Adding the two equations eliminates 'm':

(6m - 5n) + (-6m - 6n) = 14 + 30
-11n = 44

Dividing both sides by -11, we find:

n = -4

Now that we have the value of n, we can substitute it back into one of the original equations to find the value of m. Let's use the second equation:

2m + 2n = -10
2m + 2(-4) = -10
2m - 8 = -10

Adding 8 to both sides:

2m = -2

Dividing by 2:

m = -1

Thus, the ordered pair solution is (-1, -4). This methodical approach ensures we systematically eliminate one variable and solve for the other, leading us to the correct solution.

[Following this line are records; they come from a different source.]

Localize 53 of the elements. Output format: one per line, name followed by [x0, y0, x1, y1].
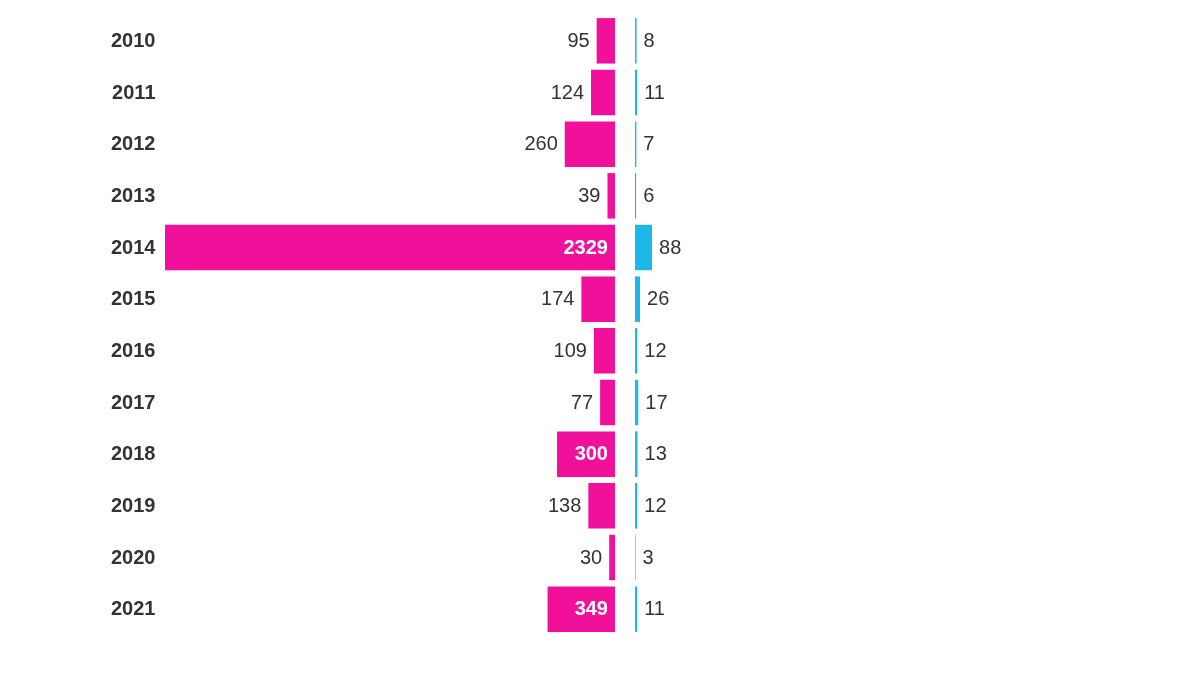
y-tick-label: 2020: [111, 545, 156, 568]
data-label: 8: [643, 28, 655, 51]
y-tick-label: 2010: [111, 28, 156, 51]
bar: [547, 586, 615, 632]
data-label: 138: [547, 493, 582, 516]
data-label: 95: [567, 28, 590, 51]
data-label: 260: [524, 132, 558, 155]
data-label: 13: [644, 442, 667, 465]
y-tick-label: 2015: [111, 287, 156, 310]
y-tick-label: 2021: [111, 597, 156, 620]
data-label: 12: [644, 493, 667, 516]
y-tick-label: 2011: [112, 80, 156, 103]
y-tick-label: 2018: [111, 442, 156, 465]
data-label: 2329: [563, 235, 608, 258]
data-label: 11: [644, 597, 665, 620]
bar: [635, 586, 638, 632]
data-label: 124: [550, 80, 585, 103]
data-label: 7: [643, 132, 655, 155]
y-tick-label: 2014: [111, 235, 157, 258]
data-label: 12: [644, 338, 667, 361]
bar: [607, 173, 615, 219]
data-label: 349: [574, 597, 608, 620]
y-tick-label: 2016: [111, 338, 156, 361]
bar: [635, 276, 641, 322]
bar: [591, 69, 615, 116]
bar: [635, 431, 638, 477]
y-tick-label: 2012: [111, 132, 156, 155]
bar: [564, 121, 615, 167]
bar: [596, 18, 615, 64]
data-label: 39: [578, 183, 601, 206]
y-tick-label: 2017: [111, 390, 156, 413]
data-label: 17: [645, 390, 668, 413]
data-label: 11: [644, 80, 665, 103]
bar: [609, 534, 615, 581]
y-tick-label: 2019: [111, 493, 156, 516]
bar: [581, 276, 615, 322]
y-tick-label: 2013: [111, 183, 156, 206]
bar: [635, 69, 638, 116]
data-label: 174: [541, 287, 575, 310]
bar: [635, 224, 652, 271]
data-label: 300: [574, 442, 608, 465]
bar: [593, 328, 615, 374]
data-label: 77: [570, 390, 594, 413]
data-label: 88: [659, 235, 682, 258]
bar: [165, 224, 615, 271]
data-label: 30: [579, 545, 603, 568]
data-label: 3: [642, 545, 654, 568]
bar: [635, 379, 639, 426]
data-label: 109: [553, 338, 587, 361]
bar: [600, 379, 615, 426]
data-label: 6: [643, 183, 655, 206]
bar: [588, 483, 615, 529]
data-label: 26: [647, 287, 670, 310]
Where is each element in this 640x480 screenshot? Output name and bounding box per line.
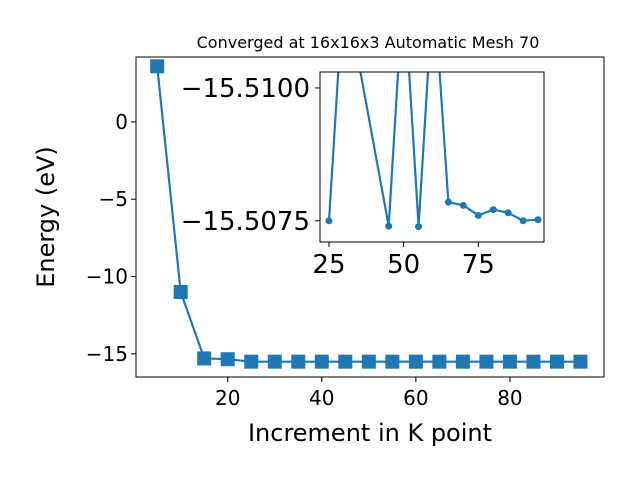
inset-data-point bbox=[415, 223, 423, 231]
inset-data-point bbox=[385, 222, 393, 230]
inset-axes-frame bbox=[319, 71, 545, 243]
inset-data-point bbox=[519, 217, 527, 225]
main-data-point bbox=[291, 354, 306, 369]
y-axis-label: Energy (eV) bbox=[32, 146, 60, 288]
main-x-tick-label: 60 bbox=[403, 386, 428, 410]
main-data-point bbox=[573, 354, 588, 369]
inset-x-tick-label: 50 bbox=[387, 250, 420, 280]
main-data-point bbox=[455, 354, 470, 369]
inset-data-point bbox=[504, 209, 512, 217]
main-data-point bbox=[479, 354, 494, 369]
main-data-point bbox=[385, 354, 400, 369]
main-data-point bbox=[526, 354, 541, 369]
main-data-point bbox=[549, 354, 564, 369]
x-axis-label: Increment in K point bbox=[248, 419, 492, 447]
main-data-point bbox=[361, 354, 376, 369]
main-data-point bbox=[150, 59, 165, 74]
inset-background bbox=[320, 72, 544, 242]
main-axes-frame bbox=[135, 56, 605, 378]
main-x-tick-label: 80 bbox=[497, 386, 522, 410]
main-data-point bbox=[408, 354, 423, 369]
main-data-point bbox=[502, 354, 517, 369]
inset-data-point bbox=[444, 198, 452, 206]
main-data-point bbox=[173, 284, 188, 299]
main-plot: 20 40 60 80 0 −5 −10 −15 bbox=[86, 59, 588, 410]
main-y-tick-label: −5 bbox=[99, 187, 128, 211]
inset-data-point bbox=[325, 217, 333, 225]
main-data-point bbox=[220, 352, 235, 367]
inset-y-tick-label: −15.5075 bbox=[181, 207, 310, 237]
main-data-point bbox=[267, 354, 282, 369]
main-y-tick-label: −15 bbox=[86, 342, 128, 366]
inset-y-tick-label: −15.5100 bbox=[181, 74, 310, 104]
main-x-tick-label: 40 bbox=[309, 386, 334, 410]
main-data-point bbox=[197, 351, 212, 366]
chart-title: Converged at 16x16x3 Automatic Mesh 70 bbox=[197, 33, 540, 52]
main-x-tick-label: 20 bbox=[215, 386, 240, 410]
inset-data-point bbox=[474, 211, 482, 219]
main-data-point bbox=[432, 354, 447, 369]
main-data-point bbox=[314, 354, 329, 369]
inset-x-tick-label: 25 bbox=[312, 250, 345, 280]
inset-data-point bbox=[459, 201, 467, 209]
inset-plot: 25 50 75 −15.5100 −15.5075 bbox=[181, 72, 542, 280]
main-y-tick-label: 0 bbox=[115, 110, 128, 134]
inset-data-point bbox=[489, 206, 497, 214]
inset-data-point bbox=[534, 216, 542, 224]
inset-x-tick-label: 75 bbox=[462, 250, 495, 280]
main-data-point bbox=[338, 354, 353, 369]
main-y-tick-label: −10 bbox=[86, 265, 128, 289]
main-data-point bbox=[244, 354, 259, 369]
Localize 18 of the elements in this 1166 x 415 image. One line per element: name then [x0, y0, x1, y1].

Solving by Substitution Method

Alternatively, we can solve the system using the substitution method. This method involves solving one equation for one variable and substituting that expression into the other equation. Let's start with the second equation:

2m + 2n = -10

We can solve for m by first subtracting 2n from both sides:

2m = -10 - 2n

Then, divide by 2:

m = -5 - n

Now, substitute this expression for m into the first equation:

6m - 5n = 14
6(-5 - n) - 5n = 14

Distribute the 6:

-30 - 6n - 5n = 14

Combine like terms:

-11n = 44

Divide by -11:

n = -4

Substitute n = -4 back into the expression for m:

m = -5 - n
m = -5 - (-4)
m = -5 + 4
m = -1

Again, we find that the ordered pair solution is (-1, -4). The substitution method provides a different pathway to the same solution, reinforcing the correctness of our answer.

Verifying the Solution

To ensure the accuracy of our solution, it is crucial to verify the ordered pair (-1, -4) by substituting it back into both original equations. Let's start with the first equation:

6m - 5n = 14

Substitute m = -1 and n = -4:

6(-1) - 5(-4) = 14
-6 + 20 = 14
14 = 14

The first equation is satisfied. Now, let's check the second equation:

2m + 2n = -10

Substitute m = -1 and n = -4:

2(-1) + 2(-4) = -10
-2 - 8 = -10
-10 = -10

The second equation is also satisfied. Since the ordered pair (-1, -4) satisfies both equations, we have verified that it is indeed the correct solution to the system of linear equations. This step is an essential part of the problem-solving process, as it helps to catch any potential errors and ensures the reliability of the final answer.

Conclusion

In conclusion, we have successfully solved the given system of linear equations using both the elimination and substitution methods. The ordered pair that satisfies the system

6m - 5n = 14
2m + 2n = -10

is (-1, -4). We verified this solution by substituting the values of m and n back into both original equations, confirming that they hold true. This problem illustrates the importance of understanding and applying different methods for solving systems of linear equations. Whether using elimination, substitution, or other techniques, the key is to carefully execute each step and verify the solution to ensure accuracy. Mastering these skills is fundamental for success in algebra and beyond, as systems of equations arise in numerous applications across mathematics, science, and engineering. The ability to confidently solve these systems equips individuals with a powerful tool for problem-solving and analytical thinking.